"The human is no match for the doll, in its form, its elegance in motion, its
very being. The inadequacies of human awareness become the inadequacies of
life’s reality." -- Ghost in the Shell 2: Innocence
Nine years on the heels of Mamoru Oshii’s wildly popular and often imitated
philosophical anime landmark Ghost in the Shell comes Ghost in the
Shell 2: Innocence, a grim investigative procedural that takes a page from
Bladerunner in telling the story of a half-human futuristic mercenary on
the trail of some murderous androids.
Set in an unspecified Asian city circa 2032, in a nightmarish society aided
by vast technological advances, civilization has "progressed" to a state where
humans and non-humans cohabitate with little distinction. The world is
predominantly populated by cyborgs and dolls. Cyborgs are machines with human
spirits inside, while dolls are cold machines with no inner "ghost." Lingering
among them are a precious few organic humans.
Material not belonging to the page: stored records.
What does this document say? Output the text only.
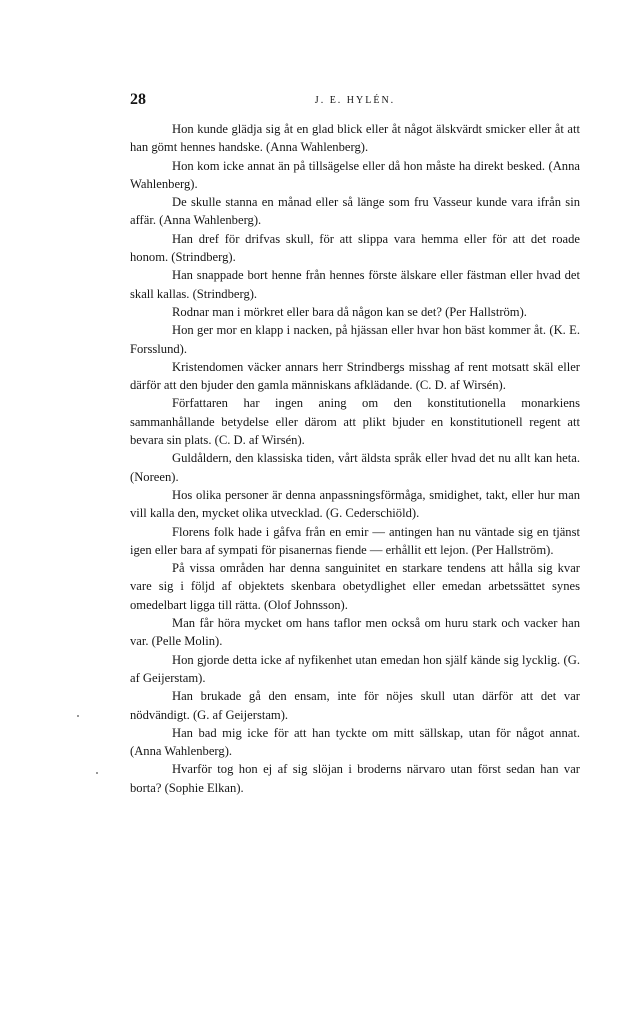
28	J. E. HYLÉN.

Hon kunde glädja sig åt en glad blick eller åt något älskvärdt smicker eller åt att han gömt hennes handske. (Anna Wahlenberg).

Hon kom icke annat än på tillsägelse eller då hon måste ha direkt besked. (Anna Wahlenberg).

De skulle stanna en månad eller så länge som fru Vasseur kunde vara ifrån sin affär. (Anna Wahlenberg).

Han dref för drifvas skull, för att slippa vara hemma eller för att det roade honom. (Strindberg).

Han snappade bort henne från hennes förste älskare eller fästman eller hvad det skall kallas. (Strindberg).

Rodnar man i mörkret eller bara då någon kan se det? (Per Hallström).

Hon ger mor en klapp i nacken, på hjässan eller hvar hon bäst kommer åt. (K. E. Forsslund).

Kristendomen väcker annars herr Strindbergs misshag af rent motsatt skäl eller därför att den bjuder den gamla människans afklädande. (C. D. af Wirsén).

Författaren har ingen aning om den konstitutionella monarkiens sammanhållande betydelse eller därom att plikt bjuder en konstitutionell regent att bevara sin plats. (C. D. af Wirsén).

Guldåldern, den klassiska tiden, vårt äldsta språk eller hvad det nu allt kan heta. (Noreen).

Hos olika personer är denna anpassningsförmåga, smidighet, takt, eller hur man vill kalla den, mycket olika utvecklad. (G. Cederschiöld).

Florens folk hade i gåfva från en emir — antingen han nu väntade sig en tjänst igen eller bara af sympati för pisanernas fiende — erhållit ett lejon. (Per Hallström).

På vissa områden har denna sanguinitet en starkare tendens att hålla sig kvar vare sig i följd af objektets skenbara obetydlighet eller emedan arbetssättet synes omedelbart ligga till rätta. (Olof Johnsson).

Man får höra mycket om hans taflor men också om huru stark och vacker han var. (Pelle Molin).

Hon gjorde detta icke af nyfikenhet utan emedan hon själf kände sig lycklig. (G. af Geijerstam).

Han brukade gå den ensam, inte för nöjes skull utan därför att det var nödvändigt. (G. af Geijerstam).

Han bad mig icke för att han tyckte om mitt sällskap, utan för något annat. (Anna Wahlenberg).

Hvarför tog hon ej af sig slöjan i broderns närvaro utan först sedan han var borta? (Sophie Elkan).
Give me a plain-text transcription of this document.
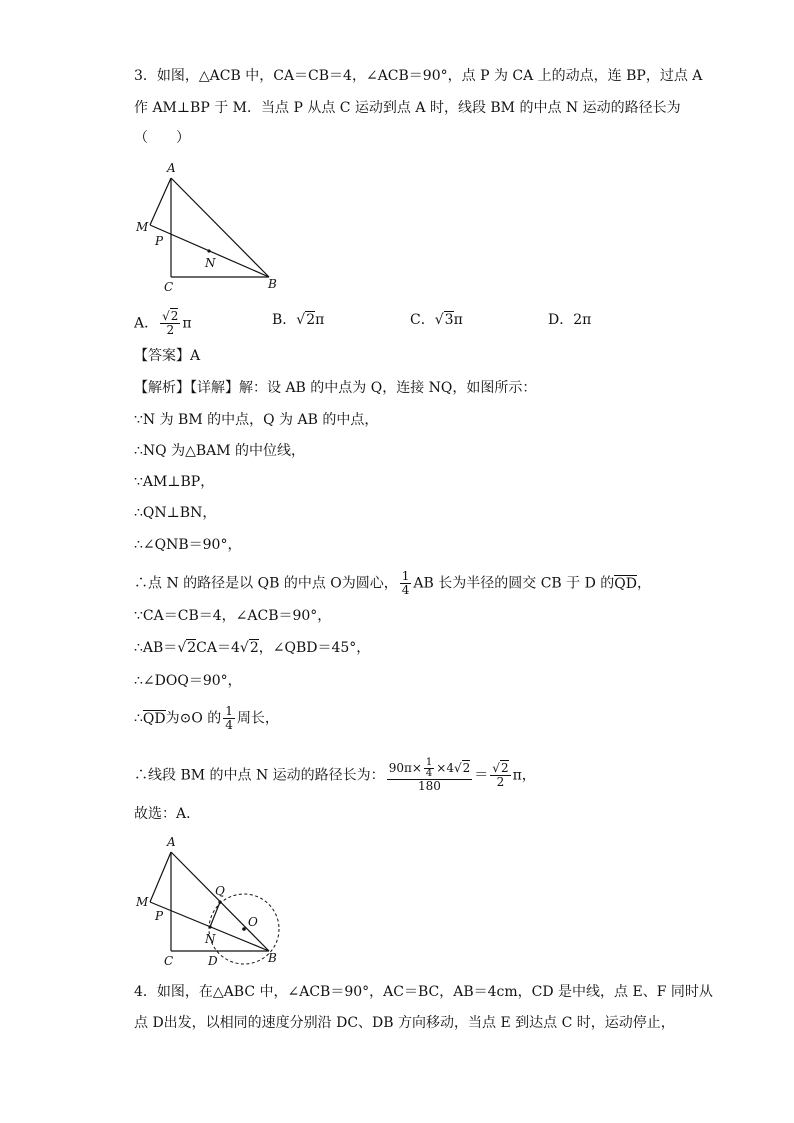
3．如图，△ACB 中，CA＝CB＝4，∠ACB＝90°，点 P 为 CA 上的动点，连 BP，过点 A
作 AM⊥BP 于 M．当点 P 从点 C 运动到点 A 时，线段 BM 的中点 N 运动的路径长为
（　　）
A
M
P
N
C	B
A． $\frac{√2}{2}$ π	B．√2π	C．√3π	D．2π
【答案】A
【解析】【详解】解：设 AB 的中点为 Q，连接 NQ，如图所示：
∵N 为 BM 的中点，Q 为 AB 的中点，
∴NQ 为△BAM 的中位线，
∵AM⊥BP，
∴QN⊥BN，
∴∠QNB＝90°，
∴点 N 的路径是以 QB 的中点 O为圆心， $\frac{1}{4}$ AB 长为半径的圆交 CB 于 D 的QD，
∵CA＝CB＝4，∠ACB＝90°，
∴AB＝√2CA＝4√2，∠QBD＝45°，
∴∠DOQ＝90°，
∴QD为⊙O 的 $\frac{1}{4}$ 周长，
∴线段 BM 的中点 N 运动的路径长为： $\frac{90\pi\times \frac{1}{4} \times 4√2}{180} = \frac{√2}{2}$ π，
故选：A．
A
Q
M
P	O
N
C	D	B
4．如图，在△ABC 中，∠ACB＝90°，AC＝BC，AB＝4cm，CD 是中线，点 E、F 同时从
点 D出发，以相同的速度分别沿 DC、DB 方向移动，当点 E 到达点 C 时，运动停止，
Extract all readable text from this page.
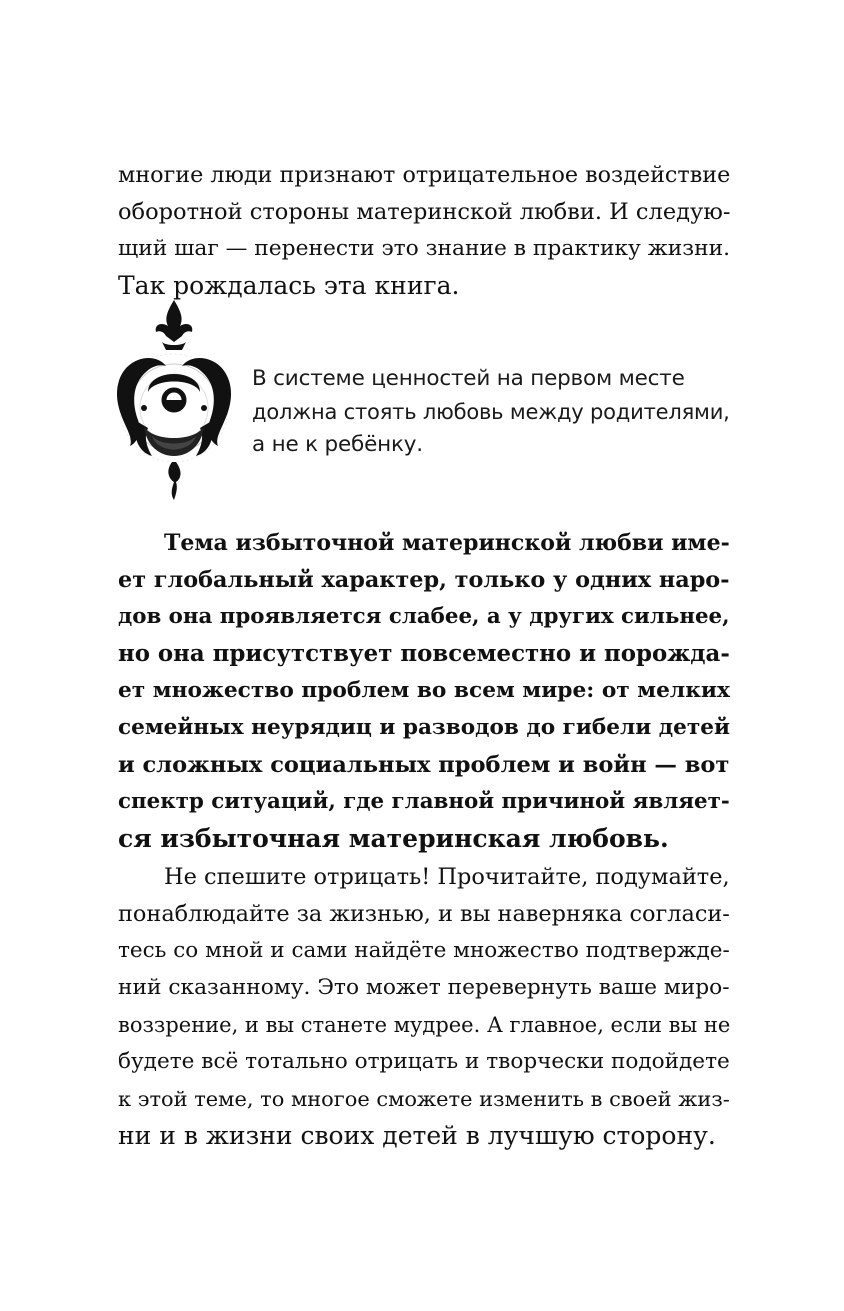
многие люди признают отрицательное воздействие
оборотной стороны материнской любви. И следую-
щий шаг — перенести это знание в практику жизни.
Так рождалась эта книга.
В системе ценностей на первом месте
должна стоять любовь между родителями,
а не к ребёнку.
Тема избыточной материнской любви име-
ет глобальный характер, только у одних наро-
дов она проявляется слабее, а у других сильнее,
но она присутствует повсеместно и порожда-
ет множество проблем во всем мире: от мелких
семейных неурядиц и разводов до гибели детей
и сложных социальных проблем и войн — вот
спектр ситуаций, где главной причиной являет-
ся избыточная материнская любовь.
Не спешите отрицать! Прочитайте, подумайте,
понаблюдайте за жизнью, и вы наверняка согласи-
тесь со мной и сами найдёте множество подтвержде-
ний сказанному. Это может перевернуть ваше миро-
воззрение, и вы станете мудрее. А главное, если вы не
будете всё тотально отрицать и творчески подойдете
к этой теме, то многое сможете изменить в своей жиз-
ни и в жизни своих детей в лучшую сторону.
Batou is a cyborg employed by a governmental anti-terrorist operation to
track down a defective female robot—designed for sexual pleasure—who has killed
her master. Joined by human sidekick Togusa, they descend into a dark world
existing at the intersection of corporate corruption, violence and danger. Batou,
still haunted by memories of a long-lost love, comes face to face with a world
where humanity has all but been extinguished, providing the film with much
social philosophizing to chew on. And it’s here that director Mamoru Oshii’s
ambition gets the better of him.
The film is often rigorously intellectual, even literate in its approach to
the big questions that plague Batou (and Oshii): Why are humans so obsessed with
recreating themselves? Where does human arrogance and deceit begin? Are all life
forms—humans, animals, robots—equal? What effect does a society of unease and
detachment have on humanity? What role has technological overload played in
moral bankruptcy?
There’s a soaring sequence in the center of the film that is truly visionary,
involving an Asian street celebration that plays like an exotic, ornate Eastern
Mardi Gras. These visual moments are frequent in the film, but as they pile on,
one after the other, something odd starts to happen: a cold, static, empty,
lifeless and remote gloom falls over the film. Maybe that’s part of the point.